Se vos encontrais ainda em Portugal, recusai-vos a partir, resisti ao embarque, organizai deserções colectivas, que cada companhia, cada grupo, cada esquadrão, se recuse a embarcar.

Resisti dentro e fora dos quarteis, se for preciso, ocupai os quarteis. Unidos, sólidos, invencíveis, ninguém vos poderá embarcar à força, se vos mantiverdes firmes, unidos e dispostos a resistir.

Parti em grupos para as vossas terras. Chamai o povo das vossas terras a defender-vos. Contai ao povo que não quereis servir de carne para canhão numa guerra perdida, ao serviço dos interesses da dominação estrangeira.

O vosso lugar é em Portugal. Não vos deixeis embarcar. Vale mais lutar em Portugal pelo direito à vida e à liberdade, do que ir morrer em África por meia dúzia de monopólios.

Mas, se vos encontrardes nas colónias, mesmo lá é possível resistir, é possível desertar e, em certas circunstâncias, é mesmo possível a revolta. Procurai contacto com os movimentos nacionalistas. Por acordos estabelecidos com a Frente Patriótica de Libertação Nacional, os movimentos nacionalistas acolher-vos-ão, e pôr-vos-ão em contacto connosco. Desertai em grupos ou individualmente. Se vos exigirem a partida para uma morte certa, recusai-vos a combater, revoltai-vos. Se vos não for possível fazer mais nada, fazei a resistência passiva. Deixai-vos ficar perto dos quarteis e acampamentos, sem vos arriscardes no meio do mato, sem expor inutilmente as vossas vidas. Não ataqueis quem não vos ataca. Os altos comandos que vão fazer a guerra. Eles que se arrisquem.

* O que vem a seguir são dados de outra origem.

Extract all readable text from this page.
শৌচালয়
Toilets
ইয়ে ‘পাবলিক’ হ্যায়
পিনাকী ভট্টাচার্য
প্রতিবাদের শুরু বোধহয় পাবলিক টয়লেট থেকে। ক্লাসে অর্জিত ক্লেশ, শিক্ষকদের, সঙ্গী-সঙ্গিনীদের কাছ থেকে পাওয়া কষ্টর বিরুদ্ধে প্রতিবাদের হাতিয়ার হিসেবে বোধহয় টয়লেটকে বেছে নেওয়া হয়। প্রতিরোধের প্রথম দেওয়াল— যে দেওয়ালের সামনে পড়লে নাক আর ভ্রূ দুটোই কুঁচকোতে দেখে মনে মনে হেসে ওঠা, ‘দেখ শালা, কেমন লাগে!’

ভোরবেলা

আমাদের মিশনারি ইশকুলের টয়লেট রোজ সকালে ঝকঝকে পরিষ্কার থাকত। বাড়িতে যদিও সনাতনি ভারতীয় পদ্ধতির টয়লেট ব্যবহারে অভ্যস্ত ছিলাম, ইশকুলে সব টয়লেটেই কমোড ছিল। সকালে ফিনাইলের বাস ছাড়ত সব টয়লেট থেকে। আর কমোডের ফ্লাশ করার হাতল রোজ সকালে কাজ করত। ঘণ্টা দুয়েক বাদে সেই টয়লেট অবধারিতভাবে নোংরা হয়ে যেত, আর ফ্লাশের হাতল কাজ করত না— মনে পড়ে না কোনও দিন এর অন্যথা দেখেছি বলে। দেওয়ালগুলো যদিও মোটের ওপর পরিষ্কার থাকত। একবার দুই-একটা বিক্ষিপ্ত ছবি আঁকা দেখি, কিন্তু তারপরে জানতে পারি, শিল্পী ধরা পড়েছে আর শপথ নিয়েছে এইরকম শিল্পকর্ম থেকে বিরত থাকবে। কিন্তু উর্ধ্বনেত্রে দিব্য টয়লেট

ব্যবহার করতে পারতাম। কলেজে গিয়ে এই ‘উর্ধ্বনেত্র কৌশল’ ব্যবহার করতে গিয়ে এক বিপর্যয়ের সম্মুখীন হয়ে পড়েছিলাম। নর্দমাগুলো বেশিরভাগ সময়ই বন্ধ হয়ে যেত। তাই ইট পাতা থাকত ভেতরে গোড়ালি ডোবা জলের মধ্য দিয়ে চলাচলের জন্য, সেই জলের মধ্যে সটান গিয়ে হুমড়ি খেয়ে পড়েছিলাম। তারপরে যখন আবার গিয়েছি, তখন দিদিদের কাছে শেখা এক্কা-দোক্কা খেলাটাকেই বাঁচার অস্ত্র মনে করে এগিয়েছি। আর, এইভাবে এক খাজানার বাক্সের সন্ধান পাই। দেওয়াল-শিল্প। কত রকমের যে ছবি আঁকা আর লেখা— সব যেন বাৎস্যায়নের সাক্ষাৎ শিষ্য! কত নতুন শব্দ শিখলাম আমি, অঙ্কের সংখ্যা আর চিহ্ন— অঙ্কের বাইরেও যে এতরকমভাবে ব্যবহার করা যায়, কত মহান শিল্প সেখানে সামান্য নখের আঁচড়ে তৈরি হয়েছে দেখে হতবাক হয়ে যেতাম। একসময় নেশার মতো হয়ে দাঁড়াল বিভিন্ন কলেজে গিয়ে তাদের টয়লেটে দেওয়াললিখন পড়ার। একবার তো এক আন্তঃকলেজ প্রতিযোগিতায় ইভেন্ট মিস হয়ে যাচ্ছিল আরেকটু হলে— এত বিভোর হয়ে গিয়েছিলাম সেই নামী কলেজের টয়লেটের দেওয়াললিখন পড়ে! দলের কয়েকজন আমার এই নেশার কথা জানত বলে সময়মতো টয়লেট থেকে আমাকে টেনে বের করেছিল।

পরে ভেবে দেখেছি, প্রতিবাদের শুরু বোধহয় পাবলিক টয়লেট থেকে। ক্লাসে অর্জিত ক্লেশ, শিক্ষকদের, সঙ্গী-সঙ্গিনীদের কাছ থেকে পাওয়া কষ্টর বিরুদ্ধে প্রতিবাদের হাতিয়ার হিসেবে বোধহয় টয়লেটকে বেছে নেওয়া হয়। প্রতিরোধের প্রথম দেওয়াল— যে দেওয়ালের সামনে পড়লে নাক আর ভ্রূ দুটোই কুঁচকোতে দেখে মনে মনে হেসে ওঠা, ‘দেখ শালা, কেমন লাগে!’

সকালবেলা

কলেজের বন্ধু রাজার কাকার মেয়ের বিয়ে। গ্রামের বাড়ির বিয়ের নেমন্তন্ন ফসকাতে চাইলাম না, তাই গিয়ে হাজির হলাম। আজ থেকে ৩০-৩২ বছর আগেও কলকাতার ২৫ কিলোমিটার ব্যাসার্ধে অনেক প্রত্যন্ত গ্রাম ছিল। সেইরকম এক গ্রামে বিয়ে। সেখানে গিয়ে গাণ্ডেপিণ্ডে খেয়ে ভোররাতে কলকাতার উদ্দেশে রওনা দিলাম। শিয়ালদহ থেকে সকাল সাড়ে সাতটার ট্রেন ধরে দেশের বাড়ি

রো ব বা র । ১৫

Militares portugueses, a Voz da Liberdade não vos mente. A guerra está perdida. O governo exige o vosso sacrifício para nada, apenas para ganhar tempo, apenas para que alguns monopólios arrecadem os lucros dos capitais investidos. Nós não queremos uma juventude estropiada, não queremos mais mortos inúteis, não queremos que os jovens da nossa terra continuem a sacrificar-se por uma guerra injusta e perdida. A Voz da Liberdade, militares de Portugal, é a vossa voz. E a Voz da Liberdade diz-vos: poupai as vossas vidas. Não vos deixeis embarcar. Resisti. E desertai. Revoltai-vos. A nossa Pátria é Portugal. E Portugal está a saque. É em Portugal que temos de lutar pelo direito à vida, á liberdade, pela independência da nossa Pátria».



[1] Recorda-se que a Argélia tinha ascendido à independência, em 1962, depois de uma longa e cruenta guerra com a França. A Argélia tinha um regime político de partido único de inspiração marxista, cujo 1.º presidente foi Ben Bella. Assumia-se como um país do «Terceiro Mundo» vindo, mais tarde, a situar-se na órbitra da extinta URSS. A FPLN tinha lá o seu «quartel- general», desde 1962 e o principal apoio. Na FPLN pontuavam Piteira Santos, Tito de Morais e Manuel Alegre. A «Rádio Voz da Liberdade» era um dos seus principais instrumentos e os dois principais (únicos?) locutores eram Manuel Alegre e Estela Piteira Santos.

[2] Arquivo do MDN, Fundo 5/23/81/16.